09-Aug-2017 written by : FSI-Team

The banking industry has evolved tremendously over the past decade. Banks and Non-Banking Financial Institutions are now largely focused on digital banking services and products and are actively incorporating new-age financial technologies in their current portfolio.

While cashless transactions have increased, online loans have picked up the pace, and banking has become a lot of convenient and simple for an average consumer today, another major change has taken place in credit score calculation methods.

The following are some of the major ways how credit scores have changed in the past 10 years in India:

1. Rise of New Players

For a long time, CIBIL was the only big credit rating agency in India that banks and other entities relied on for the credit information regarding their customers. It was established in 2000 and has been operational ever since.

However, around 2010 new credit rating players such as Experian, High Mark, etc. emerged on the surface as rivals to CIBIL. Since their credit score calculation methods and the scoring range itself (Equifax scores on a scale of 1 to 999 while CIBIL scores on a scale of 300 to 900) vary you may get different results from different credit reports.

2. Free Credit Report

As per new RBI ruling, all the credit rating agencies in India are required to provide a free credit report per year to every individual. This wasn't the case before January 1, 2017, which was the period when individuals had to pay to get their credit report (Rs.550 for CIBIL report, for instance). And it was the same with all the credit rating agencies. While the fee varies from one to another, and some charged separately for the credit score, one thing was common that you had to pay at any rate. However, now you can get a free credit report to check how likely you are to get a personal loan or a home loan.

3. "Advancement" in Credit Score Calculations

To improve the accuracy of the average credit score calculation, credit rating agencies have started using a variety of data points including social media activities of the individuals, background checks, etc.

For instance, some credit rating agencies in the country are using digital data to improve the quality of their credit reports. While the former is tracking the transactions made by the individuals and verifies their locations through their digital footprints, the latter is using Big Data to determine the creditworthiness of the individuals.

10 years ago, credit rating agencies had limited tools and reservoirs of data to tap into for the credit score calculation.

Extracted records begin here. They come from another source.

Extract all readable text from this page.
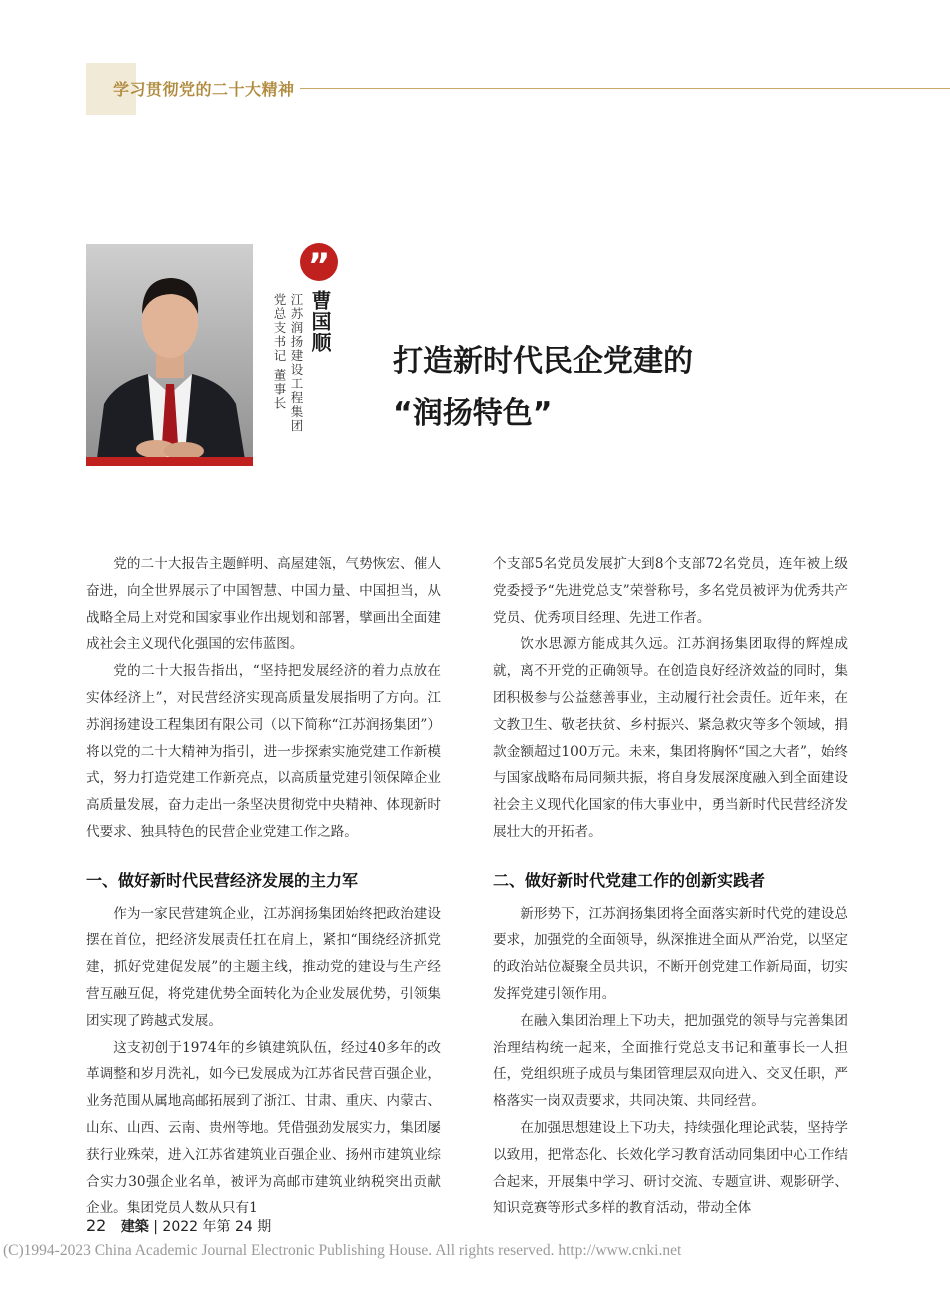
学习贯彻党的二十大精神
”
曹国顺
江苏润扬建设工程集团
党总支书记 董事长	打造新时代民企党建的
“润扬特色”

党的二十大报告主题鲜明、高屋建瓴，气势恢宏、催人奋进，向全世界展示了中国智慧、中国力量、中国担当，从战略全局上对党和国家事业作出规划和部署，擘画出全面建成社会主义现代化强国的宏伟蓝图。

党的二十大报告指出，“坚持把发展经济的着力点放在实体经济上”，对民营经济实现高质量发展指明了方向。江苏润扬建设工程集团有限公司（以下简称“江苏润扬集团”）将以党的二十大精神为指引，进一步探索实施党建工作新模式，努力打造党建工作新亮点，以高质量党建引领保障企业高质量发展，奋力走出一条坚决贯彻党中央精神、体现新时代要求、独具特色的民营企业党建工作之路。

一、做好新时代民营经济发展的主力军

作为一家民营建筑企业，江苏润扬集团始终把政治建设摆在首位，把经济发展责任扛在肩上，紧扣“围绕经济抓党建，抓好党建促发展”的主题主线，推动党的建设与生产经营互融互促，将党建优势全面转化为企业发展优势，引领集团实现了跨越式发展。

这支初创于1974年的乡镇建筑队伍，经过40多年的改革调整和岁月洗礼，如今已发展成为江苏省民营百强企业，业务范围从属地高邮拓展到了浙江、甘肃、重庆、内蒙古、山东、山西、云南、贵州等地。凭借强劲发展实力，集团屡获行业殊荣，进入江苏省建筑业百强企业、扬州市建筑业综合实力30强企业名单，被评为高邮市建筑业纳税突出贡献企业。集团党员人数从只有1

个支部5名党员发展扩大到8个支部72名党员，连年被上级党委授予“先进党总支”荣誉称号，多名党员被评为优秀共产党员、优秀项目经理、先进工作者。

饮水思源方能成其久远。江苏润扬集团取得的辉煌成就，离不开党的正确领导。在创造良好经济效益的同时，集团积极参与公益慈善事业，主动履行社会责任。近年来，在文教卫生、敬老扶贫、乡村振兴、紧急救灾等多个领域，捐款金额超过100万元。未来，集团将胸怀“国之大者”，始终与国家战略布局同频共振，将自身发展深度融入到全面建设社会主义现代化国家的伟大事业中，勇当新时代民营经济发展壮大的开拓者。

二、做好新时代党建工作的创新实践者

新形势下，江苏润扬集团将全面落实新时代党的建设总要求，加强党的全面领导，纵深推进全面从严治党，以坚定的政治站位凝聚全员共识，不断开创党建工作新局面，切实发挥党建引领作用。

在融入集团治理上下功夫，把加强党的领导与完善集团治理结构统一起来，全面推行党总支书记和董事长一人担任，党组织班子成员与集团管理层双向进入、交叉任职，严格落实一岗双责要求，共同决策、共同经营。

在加强思想建设上下功夫，持续强化理论武装，坚持学以致用，把常态化、长效化学习教育活动同集团中心工作结合起来，开展集中学习、研讨交流、专题宣讲、观影研学、知识竞赛等形式多样的教育活动，带动全体

22 建築 | 2022 年第 24 期
(C)1994-2023 China Academic Journal Electronic Publishing House. All rights reserved. http://www.cnki.net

4. Tougher Rules for Defaulters

For years, regulators and market participants were complaining that many Indian credit rating agencies were slow to adjust credit ratings of some businesses that defaulted. However, in 2016, Sebi i.e. Securities and Exchange Board of India decided to tighten the rules for an improved regulation and released new guidelines.

In the new guidelines, Sebi has asked the agencies to continuously monitor the debt issuers as to whether they are meeting the payments. Plus, they are to request monthly "no default statements" from the issuers. There are many other aspects covered as well which have made the credit score calculation more accurate lately.

Conclusion

All in all, it's safe to say that credit rating system has gone through a great number of changes in the past 10 years. So, if the last time you had to apply for a personal loan or a credit card was years back, then perhaps it's better to inform yourself of these changes first.

Fortunately, some things haven't changed. For instance, the requirements for building a good credit score are still pretty much the same. These are- paying your credit card bills in full and on time every time, keeping credit utilization low, checking your credit report for discrepancies, etc. So, it's not that hard to keep your credit score in a good health after all.